In a few sentences,
the presentation of both
RMC and RDM methods
(personal views) :


The Reverse Monte Carlo method (RMC) is now widely used for structural modelling.

RMC produces glass structure models tending to the very best fit of diffraction data, almost in a systematical way.

The composition and density are required,
minimal/maximal interatomic distances should be known, and
coordination numbers are welcome when dealing with network glasses.

Model size involves at least 1000 atoms.

Modelling may start from random atomic positions.
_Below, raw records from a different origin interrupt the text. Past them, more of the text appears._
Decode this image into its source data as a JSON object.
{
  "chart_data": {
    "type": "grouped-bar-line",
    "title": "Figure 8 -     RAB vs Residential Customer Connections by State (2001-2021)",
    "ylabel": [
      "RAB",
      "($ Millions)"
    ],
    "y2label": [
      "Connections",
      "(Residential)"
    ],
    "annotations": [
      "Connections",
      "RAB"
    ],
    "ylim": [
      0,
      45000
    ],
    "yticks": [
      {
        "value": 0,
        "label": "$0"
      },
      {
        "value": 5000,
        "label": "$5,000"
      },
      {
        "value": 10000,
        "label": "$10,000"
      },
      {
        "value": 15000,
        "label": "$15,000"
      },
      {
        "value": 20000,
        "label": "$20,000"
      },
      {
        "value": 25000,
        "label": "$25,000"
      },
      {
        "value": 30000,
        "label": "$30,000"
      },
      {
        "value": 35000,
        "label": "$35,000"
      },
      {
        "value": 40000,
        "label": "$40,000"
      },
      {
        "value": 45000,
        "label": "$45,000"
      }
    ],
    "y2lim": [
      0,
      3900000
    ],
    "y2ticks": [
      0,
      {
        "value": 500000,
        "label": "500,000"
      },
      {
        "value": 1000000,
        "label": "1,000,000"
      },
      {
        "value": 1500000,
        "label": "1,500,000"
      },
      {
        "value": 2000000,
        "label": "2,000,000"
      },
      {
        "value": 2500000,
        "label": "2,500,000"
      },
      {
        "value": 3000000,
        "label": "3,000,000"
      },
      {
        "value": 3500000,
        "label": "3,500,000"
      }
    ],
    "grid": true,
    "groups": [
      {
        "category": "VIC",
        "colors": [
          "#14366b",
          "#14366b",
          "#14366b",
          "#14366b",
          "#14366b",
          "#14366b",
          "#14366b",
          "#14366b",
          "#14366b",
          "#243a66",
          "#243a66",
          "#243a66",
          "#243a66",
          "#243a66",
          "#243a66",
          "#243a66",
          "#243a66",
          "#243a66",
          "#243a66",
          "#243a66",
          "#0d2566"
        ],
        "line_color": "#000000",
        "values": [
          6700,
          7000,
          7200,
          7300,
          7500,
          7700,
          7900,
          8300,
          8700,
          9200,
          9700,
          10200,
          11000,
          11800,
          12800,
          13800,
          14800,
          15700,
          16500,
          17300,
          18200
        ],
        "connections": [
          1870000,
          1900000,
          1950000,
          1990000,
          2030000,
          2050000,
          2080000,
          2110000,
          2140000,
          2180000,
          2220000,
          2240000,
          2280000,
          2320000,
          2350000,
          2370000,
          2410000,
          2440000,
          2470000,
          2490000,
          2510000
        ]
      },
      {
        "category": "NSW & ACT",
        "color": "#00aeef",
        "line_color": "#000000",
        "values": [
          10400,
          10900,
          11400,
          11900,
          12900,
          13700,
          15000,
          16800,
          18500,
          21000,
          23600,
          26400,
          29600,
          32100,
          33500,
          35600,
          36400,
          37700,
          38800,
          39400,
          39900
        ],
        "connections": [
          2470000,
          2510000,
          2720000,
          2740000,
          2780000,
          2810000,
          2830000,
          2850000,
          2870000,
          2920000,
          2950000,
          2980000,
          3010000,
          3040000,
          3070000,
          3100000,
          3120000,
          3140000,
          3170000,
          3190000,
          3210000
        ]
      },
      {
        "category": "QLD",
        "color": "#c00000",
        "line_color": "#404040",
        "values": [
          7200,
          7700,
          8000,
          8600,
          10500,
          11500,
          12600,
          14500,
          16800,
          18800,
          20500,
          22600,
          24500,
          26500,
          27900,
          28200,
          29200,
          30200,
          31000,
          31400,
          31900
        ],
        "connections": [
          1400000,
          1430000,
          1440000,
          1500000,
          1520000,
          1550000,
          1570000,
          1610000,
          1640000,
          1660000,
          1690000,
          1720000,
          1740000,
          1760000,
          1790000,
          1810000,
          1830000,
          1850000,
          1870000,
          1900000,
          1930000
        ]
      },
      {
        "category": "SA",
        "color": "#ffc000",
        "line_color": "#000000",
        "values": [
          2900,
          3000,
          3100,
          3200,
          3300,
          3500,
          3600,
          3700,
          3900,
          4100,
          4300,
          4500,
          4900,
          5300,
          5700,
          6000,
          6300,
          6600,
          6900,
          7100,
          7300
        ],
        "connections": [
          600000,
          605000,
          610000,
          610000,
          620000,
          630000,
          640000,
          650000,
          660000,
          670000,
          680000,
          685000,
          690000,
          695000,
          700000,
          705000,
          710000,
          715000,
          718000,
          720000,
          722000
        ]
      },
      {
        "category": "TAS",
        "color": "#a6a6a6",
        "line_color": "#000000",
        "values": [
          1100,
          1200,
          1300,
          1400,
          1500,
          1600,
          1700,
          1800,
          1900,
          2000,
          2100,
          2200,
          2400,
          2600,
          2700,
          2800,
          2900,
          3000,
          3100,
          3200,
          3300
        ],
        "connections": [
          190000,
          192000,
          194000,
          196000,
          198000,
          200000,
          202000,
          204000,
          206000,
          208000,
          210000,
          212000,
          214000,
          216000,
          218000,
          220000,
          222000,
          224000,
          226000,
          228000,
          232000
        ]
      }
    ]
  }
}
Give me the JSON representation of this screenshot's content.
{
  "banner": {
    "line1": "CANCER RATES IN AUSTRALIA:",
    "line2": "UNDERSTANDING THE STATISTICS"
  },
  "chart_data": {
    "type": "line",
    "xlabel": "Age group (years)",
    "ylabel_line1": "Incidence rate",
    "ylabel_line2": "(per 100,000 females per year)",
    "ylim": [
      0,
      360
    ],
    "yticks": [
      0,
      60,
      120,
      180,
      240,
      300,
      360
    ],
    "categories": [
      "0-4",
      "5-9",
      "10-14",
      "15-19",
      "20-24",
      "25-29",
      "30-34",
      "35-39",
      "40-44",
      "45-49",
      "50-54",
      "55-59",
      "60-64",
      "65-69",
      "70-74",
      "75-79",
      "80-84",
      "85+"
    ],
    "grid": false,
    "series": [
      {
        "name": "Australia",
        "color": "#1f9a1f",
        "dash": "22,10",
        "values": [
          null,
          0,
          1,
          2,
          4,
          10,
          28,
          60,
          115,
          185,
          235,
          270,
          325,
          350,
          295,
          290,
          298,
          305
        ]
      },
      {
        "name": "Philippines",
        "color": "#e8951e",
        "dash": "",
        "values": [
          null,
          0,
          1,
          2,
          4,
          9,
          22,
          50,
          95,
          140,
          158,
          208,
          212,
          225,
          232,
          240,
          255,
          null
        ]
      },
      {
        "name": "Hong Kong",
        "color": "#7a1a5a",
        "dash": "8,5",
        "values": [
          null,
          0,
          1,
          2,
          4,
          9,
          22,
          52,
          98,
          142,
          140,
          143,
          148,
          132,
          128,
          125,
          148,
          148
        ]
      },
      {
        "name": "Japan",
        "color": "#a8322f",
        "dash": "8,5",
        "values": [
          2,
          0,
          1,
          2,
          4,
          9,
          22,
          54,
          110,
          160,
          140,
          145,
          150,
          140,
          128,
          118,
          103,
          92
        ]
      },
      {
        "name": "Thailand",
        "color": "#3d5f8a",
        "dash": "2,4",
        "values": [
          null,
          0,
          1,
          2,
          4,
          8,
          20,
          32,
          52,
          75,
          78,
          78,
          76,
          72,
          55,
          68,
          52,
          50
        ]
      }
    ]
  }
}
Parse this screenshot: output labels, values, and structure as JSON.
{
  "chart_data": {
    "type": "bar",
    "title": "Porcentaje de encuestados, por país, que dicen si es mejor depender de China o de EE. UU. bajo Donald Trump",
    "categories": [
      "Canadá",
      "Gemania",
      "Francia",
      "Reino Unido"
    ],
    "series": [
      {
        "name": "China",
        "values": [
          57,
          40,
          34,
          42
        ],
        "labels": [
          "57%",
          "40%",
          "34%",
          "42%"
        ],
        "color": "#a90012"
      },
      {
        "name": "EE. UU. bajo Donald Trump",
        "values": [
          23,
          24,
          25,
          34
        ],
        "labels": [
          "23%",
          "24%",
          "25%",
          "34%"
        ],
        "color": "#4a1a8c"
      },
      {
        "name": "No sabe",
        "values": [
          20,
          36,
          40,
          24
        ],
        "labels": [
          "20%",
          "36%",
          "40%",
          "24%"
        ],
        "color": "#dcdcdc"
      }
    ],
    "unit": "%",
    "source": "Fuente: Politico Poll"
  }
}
In case of network glasses, the building of a model satisfying the coordination constraint requirements (for instance, a 4-connected three-dimensional network for SiO2 or ZnCl2) may become tedious and require a final by-hand intervention.

The models tend to present non-requested features such as tetrahedra edge sharing, pending oxygen atoms, exception to the expected coordination.



On the other hand, the Rietveld for disordered material method (RDM) needs a crystal structure as a starting mean model, so that the coordination constraints are respected ab initio.

Glasses or nanocrystalline material diffraction data are fitted using microstrain effects on line broadening.

Model size involves less than 25 independent atoms of which the coordinates are refined.

The approach is controversial...
Describing glasses by space groups different from P1...

Reconciling RMC and RDM ?

How to reconcile both methods, that lead to quite different models, is the aim of this conference.

Is examined the behaviour of RDM models, enlarged to nearly one thousand atoms or more (by multiplying the cell edges), and submitted to limited random moves by the RMC method.

Three examples are presented :

glassy SiO2, ZnCl2 and NaPbM2F9 (M = Fe, V), all previously submitted to RMC and RDM modelling.